5% Daraclean 282: Results of Cleaning Experiments in Ultrasonic Cleaner
Concentration (%)	Temperature(°C)	5 Minutes	Time Cleaned 15 Minutes	30 Minutes
5	30	Oil still present, oil floating on bath	Oil still present	Oil still present
5	50	Oil on contours and in threads. Oil floating on bath. Ultrasonic cleaner squeals.	Slight oil left in threads. Cleaner still squealing.	Oil remaining in some holes. Cleaner still squeals.
5	70	Oil remaining on sides. Oil floating on surface. Slight squealing.	Oil remaining on threads. Oil sheen on surface.	Parts so rusted that could not tell if oil or rust was coming off. Cleaner squealing.

As shown, of the four detergents tested, the best overall results were obtained using Brulin 815GD. The Brulin offered the best cavitational properties over a wide range of temperatures and cleaned parts in a shorter period of time.

Analytical Results

graph Several sample pieces were prepared at the Y-12 Plant and taken to CCAD, where they were cleaned and then returned for analysis using X-ray photoelectron spectroscopy or auger electron spectroscopy. Generally, three different surface areas were evaluated for each sample, and an average of the elemental makeup of those areas was taken. The results of these tests are shown to the left, with cleanliness measured as a function of atomic percent carbon present on the surface.

Comparative Testing

graph At CCAD, comparative testing was conducted on various types of cleaning equipment available. The equipment tested included the ultrasonic cleaning unit being demonstrated, a Ramco mechanically agitated cleaner, a small Blackstone ultrasonic cleaning unit (approximately 1 ft. x 1 ft x 1 ft), and a methyl chloroform spray (TCA).

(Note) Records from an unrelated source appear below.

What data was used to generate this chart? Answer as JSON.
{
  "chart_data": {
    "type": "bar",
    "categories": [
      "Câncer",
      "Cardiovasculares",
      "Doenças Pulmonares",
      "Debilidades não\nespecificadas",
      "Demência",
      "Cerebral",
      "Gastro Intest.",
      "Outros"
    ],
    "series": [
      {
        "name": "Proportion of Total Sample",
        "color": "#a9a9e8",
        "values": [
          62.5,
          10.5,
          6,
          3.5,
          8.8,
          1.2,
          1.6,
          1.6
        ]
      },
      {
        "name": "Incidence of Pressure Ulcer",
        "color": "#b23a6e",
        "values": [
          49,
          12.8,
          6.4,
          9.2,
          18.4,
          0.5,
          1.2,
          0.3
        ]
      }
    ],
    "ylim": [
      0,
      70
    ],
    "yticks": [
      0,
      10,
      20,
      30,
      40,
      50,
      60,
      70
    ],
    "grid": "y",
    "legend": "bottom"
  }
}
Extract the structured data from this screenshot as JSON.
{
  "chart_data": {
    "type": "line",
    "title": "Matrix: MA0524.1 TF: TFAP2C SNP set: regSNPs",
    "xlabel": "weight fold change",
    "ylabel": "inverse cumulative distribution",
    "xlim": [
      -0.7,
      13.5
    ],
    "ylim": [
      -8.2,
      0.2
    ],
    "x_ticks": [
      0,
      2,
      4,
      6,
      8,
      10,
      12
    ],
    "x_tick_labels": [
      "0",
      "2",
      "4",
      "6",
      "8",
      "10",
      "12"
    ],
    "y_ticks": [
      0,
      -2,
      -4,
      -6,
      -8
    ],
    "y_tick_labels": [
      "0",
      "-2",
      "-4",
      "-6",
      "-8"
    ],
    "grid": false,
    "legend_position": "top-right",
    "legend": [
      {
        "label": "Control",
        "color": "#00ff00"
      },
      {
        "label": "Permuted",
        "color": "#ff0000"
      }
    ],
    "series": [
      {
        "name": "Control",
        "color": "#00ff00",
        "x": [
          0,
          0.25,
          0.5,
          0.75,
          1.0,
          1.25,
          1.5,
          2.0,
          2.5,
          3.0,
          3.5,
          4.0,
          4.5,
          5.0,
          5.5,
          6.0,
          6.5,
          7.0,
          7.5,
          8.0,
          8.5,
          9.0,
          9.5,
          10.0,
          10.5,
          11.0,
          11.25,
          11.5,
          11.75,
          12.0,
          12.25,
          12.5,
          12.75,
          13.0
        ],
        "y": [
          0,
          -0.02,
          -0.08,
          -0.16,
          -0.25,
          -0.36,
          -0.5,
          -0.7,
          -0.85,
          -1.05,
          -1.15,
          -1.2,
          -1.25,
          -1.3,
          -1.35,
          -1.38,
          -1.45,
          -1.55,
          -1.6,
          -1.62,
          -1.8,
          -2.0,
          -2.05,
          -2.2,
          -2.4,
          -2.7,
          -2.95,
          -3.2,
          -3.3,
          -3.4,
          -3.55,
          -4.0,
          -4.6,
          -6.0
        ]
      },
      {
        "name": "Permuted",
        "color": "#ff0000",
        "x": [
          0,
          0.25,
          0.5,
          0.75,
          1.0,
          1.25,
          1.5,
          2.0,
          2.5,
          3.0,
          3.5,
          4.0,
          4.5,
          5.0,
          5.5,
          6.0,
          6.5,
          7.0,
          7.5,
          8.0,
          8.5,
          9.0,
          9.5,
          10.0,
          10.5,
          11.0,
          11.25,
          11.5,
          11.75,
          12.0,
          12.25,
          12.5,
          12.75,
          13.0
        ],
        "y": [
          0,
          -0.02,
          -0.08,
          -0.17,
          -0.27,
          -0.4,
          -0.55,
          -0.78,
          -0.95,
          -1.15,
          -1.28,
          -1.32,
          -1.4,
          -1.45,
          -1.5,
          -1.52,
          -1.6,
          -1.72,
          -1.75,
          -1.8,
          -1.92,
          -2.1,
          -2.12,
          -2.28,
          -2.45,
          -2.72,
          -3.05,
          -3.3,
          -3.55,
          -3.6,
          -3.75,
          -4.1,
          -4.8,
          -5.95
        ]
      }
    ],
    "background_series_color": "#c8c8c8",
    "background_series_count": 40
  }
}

As shown here, the demonstration unit procured for the Army yielded much lower amounts of atomic percent carbon, indicating a much cleaner surface than the other methods tested. Nonstatistical difference is evident between the Ramco cleaner, the Blackstone ultrasonic unit, and the TCA.

Additional Testing

In the past, methylene chloride was the choice for paint stripping of both epoxy and urethane paints. Even though methylene chloride is not regulated as an ozone-depleting substance, many concerns exist regarding its use—primarily that it is a suspect carcinogen—and stringent national emission standards were issued for it in December 1994. The U.S. Army depots formerly used methylene chloride for stripping chemical-agent-resistant coating (CARC) from parts and another epoxy-polyamide coating used in various applications. CARC consists of a waterborne epoxy primer and polyurethane topcoat. The depots have switched to a commercial product but are not satisfied with its overall performance.

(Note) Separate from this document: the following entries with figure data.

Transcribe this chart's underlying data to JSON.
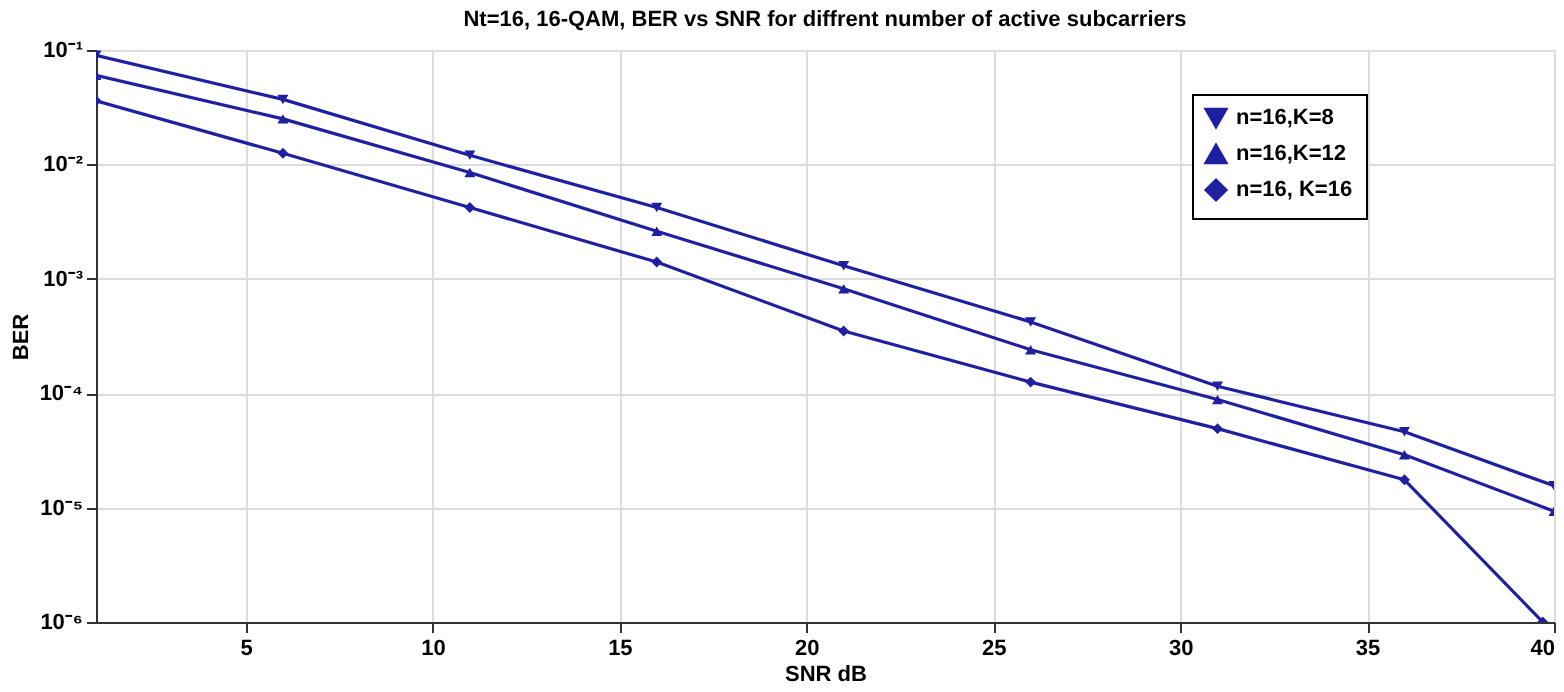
{
  "chart_data": {
    "type": "line",
    "title": "Nt=16, 16-QAM, BER vs SNR for diffrent number of active subcarriers",
    "xlabel": "SNR dB",
    "ylabel": "BER",
    "x": [
      1,
      6,
      11,
      16,
      21,
      26,
      31,
      36,
      40
    ],
    "series": [
      {
        "name": "n=16,K=8",
        "color": "#1f1fa0",
        "marker": "triangle-down",
        "values": [
          0.09,
          0.037,
          0.012,
          0.0042,
          0.0013,
          0.00042,
          0.000115,
          4.6e-05,
          1.55e-05
        ]
      },
      {
        "name": "n=16,K=12",
        "color": "#1f1fa0",
        "marker": "triangle",
        "values": [
          0.06,
          0.025,
          0.0085,
          0.0026,
          0.00082,
          0.00024,
          8.8e-05,
          2.9e-05,
          9.3e-06
        ]
      },
      {
        "name": "n=16, K=16",
        "color": "#1f1fa0",
        "marker": "diamond",
        "x": [
          1,
          6,
          11,
          16,
          21,
          26,
          31,
          36,
          39.7
        ],
        "values": [
          0.036,
          0.0125,
          0.0042,
          0.0014,
          0.00035,
          0.000125,
          4.9e-05,
          1.75e-05,
          1e-06
        ]
      }
    ],
    "xlim": [
      1,
      40
    ],
    "xticks": [
      5,
      10,
      15,
      20,
      25,
      30,
      35,
      40
    ],
    "ylim": [
      1e-06,
      0.1
    ],
    "log": "y",
    "yticks": [
      {
        "value": 1e-06,
        "label": "10⁻⁶"
      },
      {
        "value": 1e-05,
        "label": "10⁻⁵"
      },
      {
        "value": 0.0001,
        "label": "10⁻⁴"
      },
      {
        "value": 0.001,
        "label": "10⁻³"
      },
      {
        "value": 0.01,
        "label": "10⁻²"
      },
      {
        "value": 0.1,
        "label": "10⁻¹"
      }
    ],
    "grid": true,
    "legend": "top right",
    "line_style": "solid"
  }
}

Work is being conducted to determine alternative formulations or enhancements to the current formulation that may improve stripping ability. Ultrasonics as a means to enhance paint removal also is being investigated.

Conclusions

Both visual and analytical results indicated that the ultrasonic unit when used with the Brulin 815GD cleaned faster and better than the Ramco mechanically agitated tank, the Blackstone ultrasonic unit, and the spray. However, all the cleaning methods did yield "clean" parts. No statistical difference was noted in cleanliness levels obtained with the Ramco cleaner, the Blackstone cleaner, and the spray.

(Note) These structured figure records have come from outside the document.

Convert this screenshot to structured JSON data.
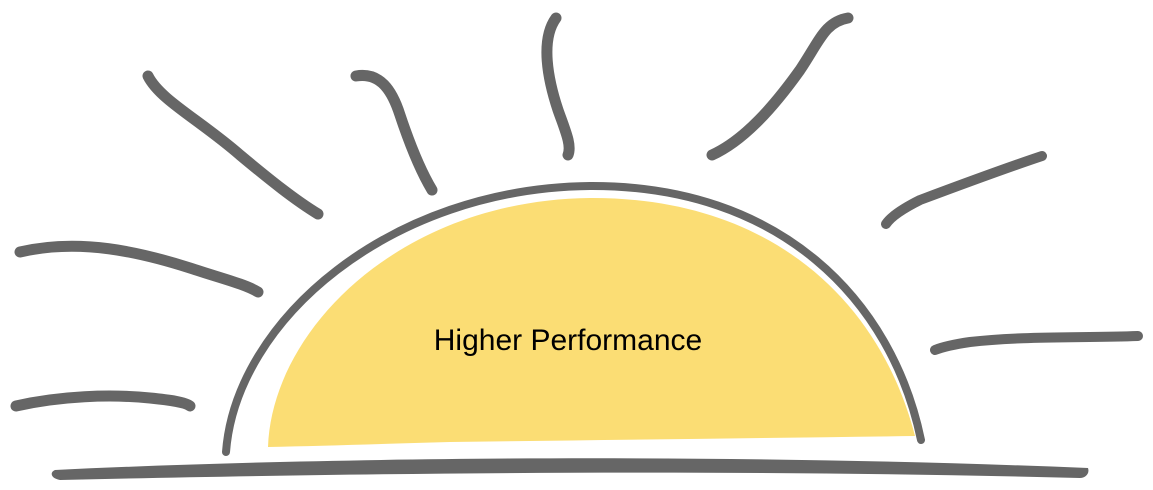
{
  "label": "Higher Performance"
}
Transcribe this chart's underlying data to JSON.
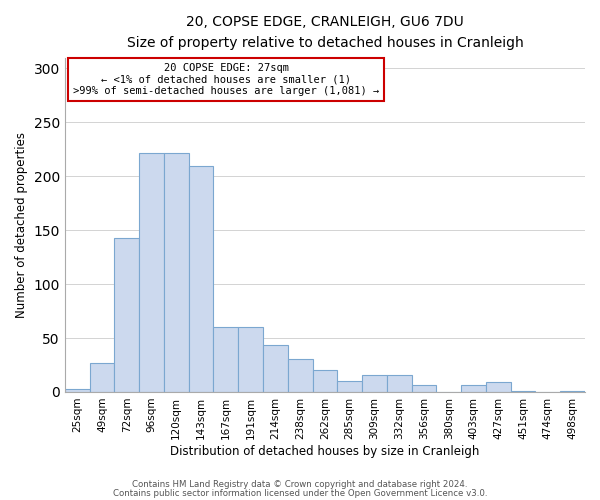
{
  "title": "20, COPSE EDGE, CRANLEIGH, GU6 7DU",
  "subtitle": "Size of property relative to detached houses in Cranleigh",
  "xlabel": "Distribution of detached houses by size in Cranleigh",
  "ylabel": "Number of detached properties",
  "footnote1": "Contains HM Land Registry data © Crown copyright and database right 2024.",
  "footnote2": "Contains public sector information licensed under the Open Government Licence v3.0.",
  "bar_labels": [
    "25sqm",
    "49sqm",
    "72sqm",
    "96sqm",
    "120sqm",
    "143sqm",
    "167sqm",
    "191sqm",
    "214sqm",
    "238sqm",
    "262sqm",
    "285sqm",
    "309sqm",
    "332sqm",
    "356sqm",
    "380sqm",
    "403sqm",
    "427sqm",
    "451sqm",
    "474sqm",
    "498sqm"
  ],
  "bar_values": [
    3,
    27,
    143,
    222,
    222,
    210,
    60,
    60,
    44,
    31,
    20,
    10,
    16,
    16,
    6,
    0,
    6,
    9,
    1,
    0,
    1
  ],
  "bar_color": "#ccd9ee",
  "bar_edge_color": "#7ba7d0",
  "annotation_title": "20 COPSE EDGE: 27sqm",
  "annotation_line1": "← <1% of detached houses are smaller (1)",
  "annotation_line2": ">99% of semi-detached houses are larger (1,081) →",
  "annotation_box_color": "#ffffff",
  "annotation_border_color": "#cc0000",
  "ylim": [
    0,
    310
  ],
  "yticks": [
    0,
    50,
    100,
    150,
    200,
    250,
    300
  ],
  "background_color": "#ffffff",
  "grid_color": "#cccccc"
}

Several of the parts that were cleaned with ultrasonics were then plated. No problems were noted in plating these parts. The ultrasonics did appear to be an effective means of cleaning for the plating shop. Cleaning of heavily greased engine parts was not accomplished completely by using ultrasonics. Areas where the grease was extremely heavy did not clean well. The thick grease probably attenuates the sound, causing it to deaden and decreasing its effectiveness. However, if high-pressure spray or wiping could be used to remove thick areas of grease, the ultrasonics would work well in cleaning the remaining grease. Ultrasonic cleaning proved itself to be a viable cleaning method for depot-type operations.